By Paul Jerard, E-RYT 500
Yogic philosophy is so vast that it could easily dominate a 200-hour Yoga teacher training. After spending a three day weekend, lecturing about how to apply Yama and Niyama in every facet of life, I realized that this workshop could have been expanded to two weekends.
However, the philosophy component is not what most Yoga teacher interns want to learn. Most people, in general, feel that Asana (Yoga posture) is the heart and soul of our practice. If life were measured only on the physical plane of existence, this might be true, but humans are also connected by mental, emotional, and spiritual growth.
Maharishi Patanjali mentions Yama and Niyama as the first two limbs of the Eight Limbed Path. Why would he mention them first? At the very least, he has tried to point out their importance. Over time, the message does not come out as it once did.
Essentially, a student should practice the first two limbs to become a serious Yoga practitioner. People confuse terms, such as “true Yogi.” Is a true Yogi someone who is a vegetarian, does not drink coffee, but participates in gossip?
There is a conflict in labeling someone as a “real Yogi.” Who among us has not harmed another being? Who among us has the superficial appearance of a true Yogi, but stirs up hate and intolerance? The truth be known, to follow Yama and Niyama, every day of your life, is not easy. Some will question why you do not participate in conjuring up negativity.
To do no harm, be truthful, avoid theft, be sexually responsible, and avoid greed are the Yamas.
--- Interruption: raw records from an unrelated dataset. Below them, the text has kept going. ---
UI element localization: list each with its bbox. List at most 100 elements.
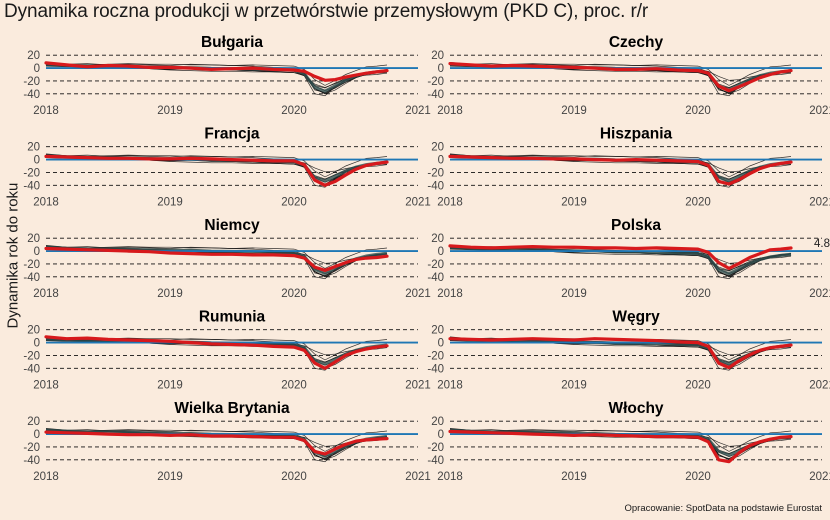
x-tick-label: 2020 [281,471,307,483]
x-tick-label: 2021 [405,197,431,209]
y-tick-label: -20 [427,259,444,271]
x-tick-label: 2020 [281,380,307,392]
other-country-line [449,62,792,86]
x-tick-label: 2020 [685,471,711,483]
y-tick-label: -20 [23,167,40,179]
x-tick-label: 2020 [685,380,711,392]
x-tick-label: 2018 [437,197,463,209]
facet-title-bulgaria: Bułgaria [201,34,263,51]
series-line-rumunia [44,335,389,370]
facet-title-czechy: Czechy [609,34,664,51]
other-country-line [45,154,388,178]
y-tick-label: 20 [431,50,444,62]
y-tick-label: 0 [34,246,40,258]
x-tick-label: 2020 [281,105,307,117]
facet-title-rumunia: Rumunia [199,309,266,326]
x-tick-label: 2019 [157,288,183,300]
source-caption: Opracowanie: SpotData na podstawie Euros… [624,503,822,514]
other-country-line [449,428,792,452]
x-tick-label: 2019 [561,105,587,117]
y-tick-label: -20 [23,350,40,362]
x-tick-label: 2019 [157,471,183,483]
y-tick-label: 20 [27,233,40,245]
facet-title-wlochy: Włochy [608,400,663,417]
x-tick-label: 2021 [809,380,830,392]
others-average-line [449,245,792,276]
chart-title: Dynamika roczna produkcji w przetwórstwi… [4,1,649,22]
x-tick-label: 2018 [33,105,59,117]
x-tick-label: 2021 [405,288,431,300]
series-line-wegry [448,337,793,370]
y-tick-label: -20 [427,442,444,454]
y-tick-label: -40 [23,272,40,284]
y-tick-label: -20 [23,442,40,454]
facet-title-polska: Polska [611,217,661,234]
facet-title-niemcy: Niemcy [204,217,260,234]
y-tick-label: 20 [431,233,444,245]
x-tick-label: 2018 [437,105,463,117]
x-tick-label: 2019 [561,197,587,209]
series-line-wielka-brytania [44,430,389,456]
x-tick-label: 2021 [809,471,830,483]
x-tick-label: 2018 [33,380,59,392]
x-tick-label: 2020 [281,197,307,209]
other-country-line [45,245,388,269]
y-tick-label: -40 [427,363,444,375]
x-tick-label: 2019 [157,197,183,209]
facet-title-wegry: Węgry [612,309,660,326]
y-tick-label: -40 [23,180,40,192]
facet-title-hiszpania: Hiszpania [600,126,673,143]
x-tick-label: 2021 [809,105,830,117]
y-tick-label: 20 [431,325,444,337]
series-line-francja [44,154,389,187]
x-tick-label: 2021 [809,288,830,300]
y-tick-label: 20 [27,142,40,154]
series-line-czechy [448,62,793,93]
y-tick-label: 0 [438,338,444,350]
y-tick-label: -40 [23,363,40,375]
series-line-wlochy [448,429,793,464]
x-tick-label: 2021 [809,197,830,209]
x-tick-label: 2018 [437,380,463,392]
y-tick-label: 0 [438,155,444,167]
y-tick-label: -20 [427,76,444,88]
x-tick-label: 2018 [33,288,59,300]
x-tick-label: 2020 [685,288,711,300]
y-tick-label: -20 [427,350,444,362]
other-country-line [45,428,388,452]
facet-title-francja: Francja [204,126,260,143]
x-tick-label: 2021 [405,380,431,392]
x-tick-label: 2019 [157,105,183,117]
x-tick-label: 2021 [405,471,431,483]
x-tick-label: 2020 [685,197,711,209]
y-tick-label: 0 [438,246,444,258]
y-tick-label: -40 [427,455,444,467]
y-tick-label: 0 [34,63,40,75]
y-tick-label: -40 [23,89,40,101]
y-tick-label: 20 [27,50,40,62]
y-tick-label: -40 [427,272,444,284]
y-tick-label: 0 [34,429,40,441]
x-tick-label: 2018 [437,471,463,483]
y-tick-label: -40 [23,455,40,467]
x-tick-label: 2019 [561,288,587,300]
x-tick-label: 2018 [437,288,463,300]
other-country-line [449,154,792,178]
y-tick-label: -20 [23,259,40,271]
series-line-polska [448,244,793,270]
series-line-hiszpania [448,154,793,186]
y-tick-label: -40 [427,89,444,101]
y-tick-label: 0 [34,155,40,167]
y-tick-label: 20 [431,416,444,428]
y-tick-label: 0 [438,429,444,441]
x-tick-label: 2019 [561,471,587,483]
x-tick-label: 2020 [281,288,307,300]
y-tick-label: -40 [427,180,444,192]
y-tick-label: 20 [431,142,444,154]
x-tick-label: 2018 [33,197,59,209]
series-line-bulgaria [44,61,389,82]
x-tick-label: 2020 [685,105,711,117]
y-tick-label: 20 [27,416,40,428]
y-tick-label: 0 [438,63,444,75]
facet-title-wielka-brytania: Wielka Brytania [174,400,290,417]
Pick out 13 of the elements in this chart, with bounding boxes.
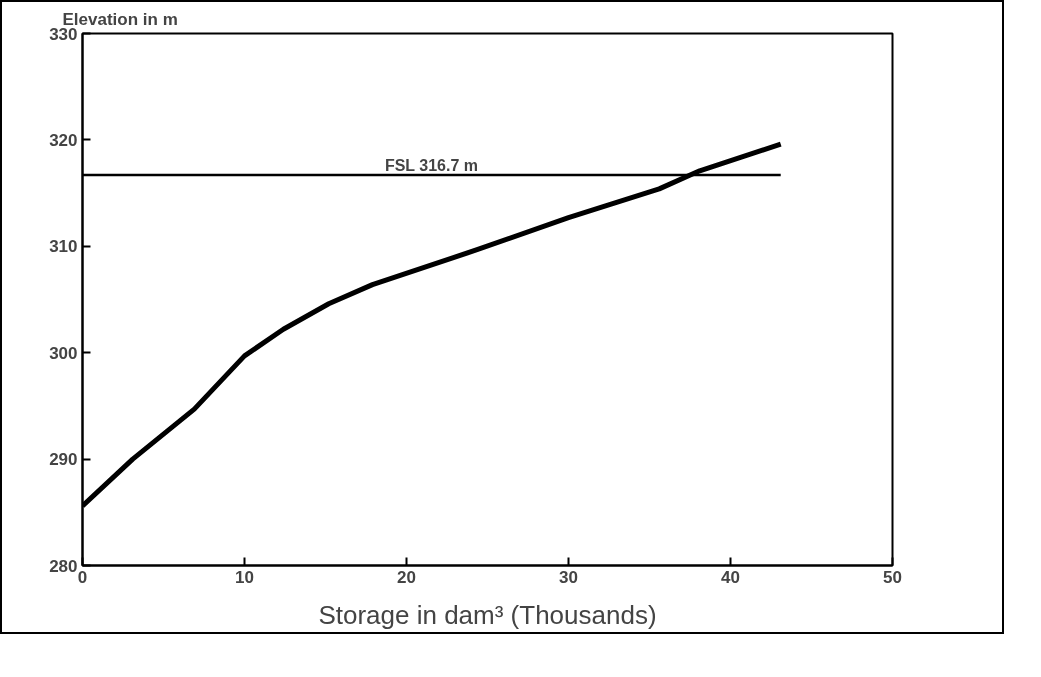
y-tick-label: 280: [49, 556, 78, 576]
ref-line-label: FSL 316.7 m: [384, 157, 479, 175]
x-tick-label: 10: [235, 567, 254, 587]
y-tick-label: 300: [49, 343, 78, 363]
x-tick-label: 50: [883, 567, 902, 587]
x-tick-label: 20: [397, 567, 416, 587]
y-tick-label: 290: [49, 450, 78, 470]
x-tick-label: 30: [559, 567, 578, 587]
x-tick-label: 0: [77, 567, 88, 587]
y-tick-label: 320: [49, 130, 78, 150]
y-tick-label: 310: [49, 237, 78, 257]
x-tick-label: 40: [721, 567, 740, 587]
x-axis-title: Storage in dam³ (Thousands): [318, 599, 657, 630]
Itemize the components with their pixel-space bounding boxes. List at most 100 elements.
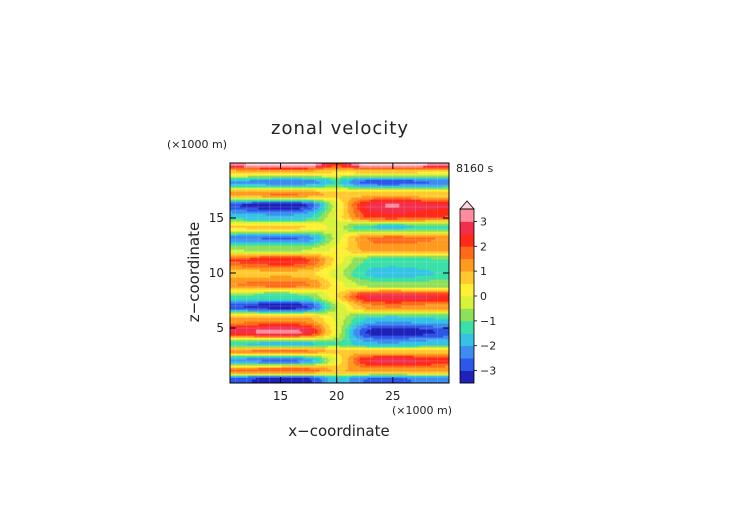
field-cell	[323, 371, 327, 374]
field-cell	[441, 345, 444, 348]
field-cell	[263, 327, 267, 330]
field-cell	[331, 325, 335, 328]
field-cell	[241, 339, 245, 342]
field-cell	[277, 377, 281, 380]
field-cell	[383, 361, 386, 364]
field-cell	[391, 351, 394, 354]
field-cell	[295, 341, 299, 344]
field-cell	[233, 353, 237, 356]
field-cell	[413, 367, 416, 370]
field-cell	[381, 341, 384, 344]
field-cell	[395, 349, 398, 352]
field-cell	[259, 331, 263, 334]
field-cell	[367, 331, 370, 334]
field-cell	[319, 377, 323, 380]
field-cell	[329, 335, 333, 338]
field-cell	[255, 351, 259, 354]
field-cell	[303, 335, 307, 338]
field-cell	[431, 337, 434, 340]
field-cell	[249, 377, 253, 380]
field-cell	[307, 371, 311, 374]
field-cell	[263, 353, 267, 356]
field-cell	[243, 377, 247, 380]
field-cell	[377, 355, 380, 358]
field-cell	[357, 373, 361, 376]
field-cell	[401, 343, 404, 346]
field-cell	[251, 343, 255, 346]
field-cell	[287, 373, 291, 376]
field-cell	[259, 339, 263, 342]
field-cell	[379, 373, 382, 376]
field-cell	[441, 349, 444, 352]
field-cell	[391, 369, 394, 372]
field-cell	[297, 353, 301, 356]
field-cell	[303, 375, 307, 378]
field-cell	[271, 337, 275, 340]
field-cell	[337, 335, 341, 338]
field-cell	[251, 369, 255, 372]
field-cell	[257, 375, 261, 378]
field-cell	[301, 347, 305, 350]
field-cell	[409, 363, 412, 366]
field-cell	[289, 329, 293, 332]
field-cell	[393, 327, 396, 330]
field-cell	[365, 361, 368, 364]
field-cell	[421, 361, 424, 364]
field-cell	[345, 347, 349, 350]
field-cell	[363, 369, 366, 372]
field-cell	[423, 325, 426, 328]
field-cell	[349, 341, 353, 344]
field-cell	[293, 331, 297, 334]
field-cell	[401, 349, 404, 352]
field-cell	[429, 351, 432, 354]
field-cell	[429, 357, 432, 360]
field-cell	[261, 381, 265, 383]
field-cell	[287, 333, 291, 336]
field-cell	[263, 341, 267, 344]
field-cell	[239, 341, 243, 344]
field-cell	[341, 351, 345, 354]
field-cell	[307, 375, 311, 378]
field-cell	[253, 327, 257, 330]
field-cell	[369, 377, 372, 380]
field-cell	[297, 345, 301, 348]
field-cell	[253, 357, 257, 360]
field-cell	[325, 351, 329, 354]
field-cell	[269, 353, 273, 356]
field-cell	[403, 327, 406, 330]
field-cell	[409, 345, 412, 348]
field-cell	[245, 353, 249, 356]
field-cell	[435, 375, 438, 378]
field-cell	[273, 323, 277, 326]
field-cell	[397, 377, 400, 380]
field-cell	[367, 323, 370, 326]
field-cell	[289, 347, 293, 350]
field-cell	[267, 375, 271, 378]
field-cell	[241, 341, 245, 344]
field-cell	[397, 339, 400, 342]
field-cell	[343, 337, 347, 340]
field-cell	[397, 359, 400, 362]
field-cell	[327, 369, 331, 372]
field-cell	[230, 373, 233, 376]
field-cell	[327, 357, 331, 360]
field-cell	[297, 335, 301, 338]
field-cell	[267, 365, 271, 368]
field-cell	[441, 377, 444, 380]
field-cell	[329, 351, 333, 354]
field-cell	[435, 327, 438, 330]
field-cell	[405, 381, 408, 383]
field-cell	[445, 325, 448, 328]
field-cell	[415, 335, 418, 338]
field-cell	[403, 349, 406, 352]
field-cell	[443, 359, 446, 362]
field-cell	[431, 333, 434, 336]
field-cell	[353, 363, 357, 366]
field-cell	[233, 359, 237, 362]
field-cell	[357, 353, 361, 356]
field-cell	[411, 351, 414, 354]
field-cell	[407, 337, 410, 340]
field-cell	[321, 323, 325, 326]
field-cell	[317, 341, 321, 344]
field-cell	[230, 335, 233, 338]
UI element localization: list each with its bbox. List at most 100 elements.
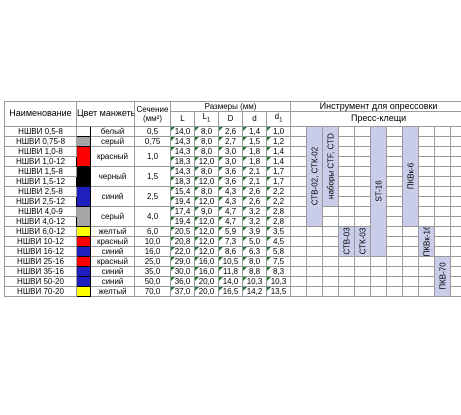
- tool-empty: [434, 215, 452, 227]
- tool-empty: [402, 235, 420, 247]
- value-d1: 2,8: [265, 215, 292, 227]
- tool-empty: [290, 145, 308, 157]
- value-d1: 7,5: [265, 255, 292, 267]
- tool-pkv70: ПКВ-70: [434, 255, 452, 297]
- section-value: 0,5: [134, 125, 171, 137]
- tool-st16: ST-16: [370, 125, 388, 257]
- tool-empty: [306, 275, 324, 287]
- value-d1: 5,8: [265, 245, 292, 257]
- tool-empty: [370, 255, 388, 267]
- tool-empty: [354, 275, 372, 287]
- value-d: 8,0: [242, 255, 267, 267]
- row-name: НШВИ 25-16: [4, 255, 77, 267]
- header-L1: L1: [194, 111, 219, 127]
- tool-empty: [354, 175, 372, 187]
- tool-empty: [418, 135, 436, 147]
- value-d: 1,8: [242, 155, 267, 167]
- header-L1-sub: 1: [207, 117, 211, 124]
- tool-empty: [434, 245, 452, 257]
- value-D: 4,7: [218, 215, 243, 227]
- tool-empty: [418, 255, 436, 267]
- section-value: 6,0: [134, 225, 171, 237]
- tool-empty: [306, 235, 324, 247]
- value-L1: 12,0: [194, 175, 219, 187]
- value-L1: 12,0: [194, 215, 219, 227]
- tool-empty: [306, 245, 324, 257]
- tool-empty: [370, 275, 388, 287]
- color-swatch: [76, 225, 91, 237]
- tool-empty: [386, 155, 404, 167]
- value-d: 3,9: [242, 225, 267, 237]
- value-d1: 1,4: [265, 145, 292, 157]
- value-L1: 16,0: [194, 255, 219, 267]
- tool-empty: [450, 145, 461, 157]
- value-L1: 8,0: [194, 185, 219, 197]
- row-name: НШВИ 4,0-9: [4, 205, 77, 217]
- tool-empty: [386, 175, 404, 187]
- row-name: НШВИ 1,5-8: [4, 165, 77, 177]
- color-label: синий: [90, 245, 135, 257]
- tool-empty: [386, 185, 404, 197]
- color-swatch: [76, 135, 91, 147]
- color-swatch: [76, 165, 91, 187]
- value-D: 2,6: [218, 125, 243, 137]
- tool-empty: [450, 215, 461, 227]
- tool-empty: [402, 245, 420, 257]
- value-L1: 12,0: [194, 155, 219, 167]
- tool-empty: [402, 275, 420, 287]
- value-L1: 12,0: [194, 245, 219, 257]
- tool-empty: [386, 125, 404, 137]
- row-name: НШВИ 2,5-8: [4, 185, 77, 197]
- tool-empty: [402, 285, 420, 297]
- tool-empty: [386, 235, 404, 247]
- value-D: 3,0: [218, 145, 243, 157]
- row-name: НШВИ 16-12: [4, 245, 77, 257]
- tool-empty: [338, 175, 356, 187]
- value-d: 2,6: [242, 185, 267, 197]
- value-L: 36,0: [170, 275, 195, 287]
- tool-empty: [402, 255, 420, 267]
- value-L: 18,3: [170, 175, 195, 187]
- color-swatch: [76, 145, 91, 167]
- value-L: 18,3: [170, 155, 195, 167]
- value-L: 22,0: [170, 245, 195, 257]
- section-value: 2,5: [134, 185, 171, 207]
- tool-empty: [450, 285, 461, 297]
- tool-empty: [290, 205, 308, 217]
- tool-empty: [434, 195, 452, 207]
- tool-empty: [402, 265, 420, 277]
- tool-empty: [290, 225, 308, 237]
- header-d1-main: d: [274, 112, 280, 121]
- value-L: 30,0: [170, 265, 195, 277]
- tool-empty: [450, 265, 461, 277]
- value-L1: 20,0: [194, 275, 219, 287]
- tool-empty: [290, 285, 308, 297]
- row-name: НШВИ 1,0-8: [4, 145, 77, 157]
- tool-empty: [418, 155, 436, 167]
- tool-empty: [418, 165, 436, 177]
- tool-empty: [434, 235, 452, 247]
- color-swatch: [76, 185, 91, 207]
- color-swatch: [76, 205, 91, 227]
- tool-stv02-stk02: СТВ-02, СТК-02: [306, 125, 324, 227]
- tool-empty: [450, 195, 461, 207]
- value-d: 2,6: [242, 195, 267, 207]
- tool-empty: [338, 145, 356, 157]
- tool-empty: [290, 255, 308, 267]
- tool-empty: [450, 135, 461, 147]
- header-name: Наименование: [4, 101, 77, 127]
- tool-empty: [306, 225, 324, 237]
- tool-empty: [418, 275, 436, 287]
- tool-ctf-ctd: наборы CTF, CTD: [322, 125, 340, 207]
- tool-empty: [418, 125, 436, 137]
- tool-empty: [386, 195, 404, 207]
- tool-empty: [338, 275, 356, 287]
- tool-empty: [338, 135, 356, 147]
- tool-empty: [354, 155, 372, 167]
- tool-empty: [290, 185, 308, 197]
- tool-empty: [434, 205, 452, 217]
- value-d: 1,4: [242, 125, 267, 137]
- color-swatch: [76, 245, 91, 257]
- tool-empty: [322, 225, 340, 237]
This is a simplistic explanation, but following these moral codes can bring much happiness to anyone who decides to live by practicing Yama.
To be clean, content, committed, to engage in studies, and to completely give yourself to God are the Niyamas. Again, this is a simple explanation, but this is not an easy road. Again, to follow Niyama will bring you happiness.
How many people wake up to complain every day of their life? How many people are clean in mind and body? How many people do not bother to finish anything? We do not have to pursue this line of thinking further.
The point Maharishi Patanjali makes, with the first two limbs, has nothing to do with drinking coffee or any other trivial matter. It is not an easy road to behave with kindness, tolerance, compassion, and give time or money to those who need it. Just by listening to someone who needs it, you a being a “good Yogi.”
Therefore, in a Yoga instructor certification course, interns should learn the Yoga Sutras and the Hatha Yoga Pradipika. Beyond this, an overview of the Gheranda Samhita, Bhagavad Gita, and the Upanishads would be useful. Time places limitations on the depth of learning involved within a 200-hour course, so interns should be advised to make self-study (Svadhyaya) a part of their daily life.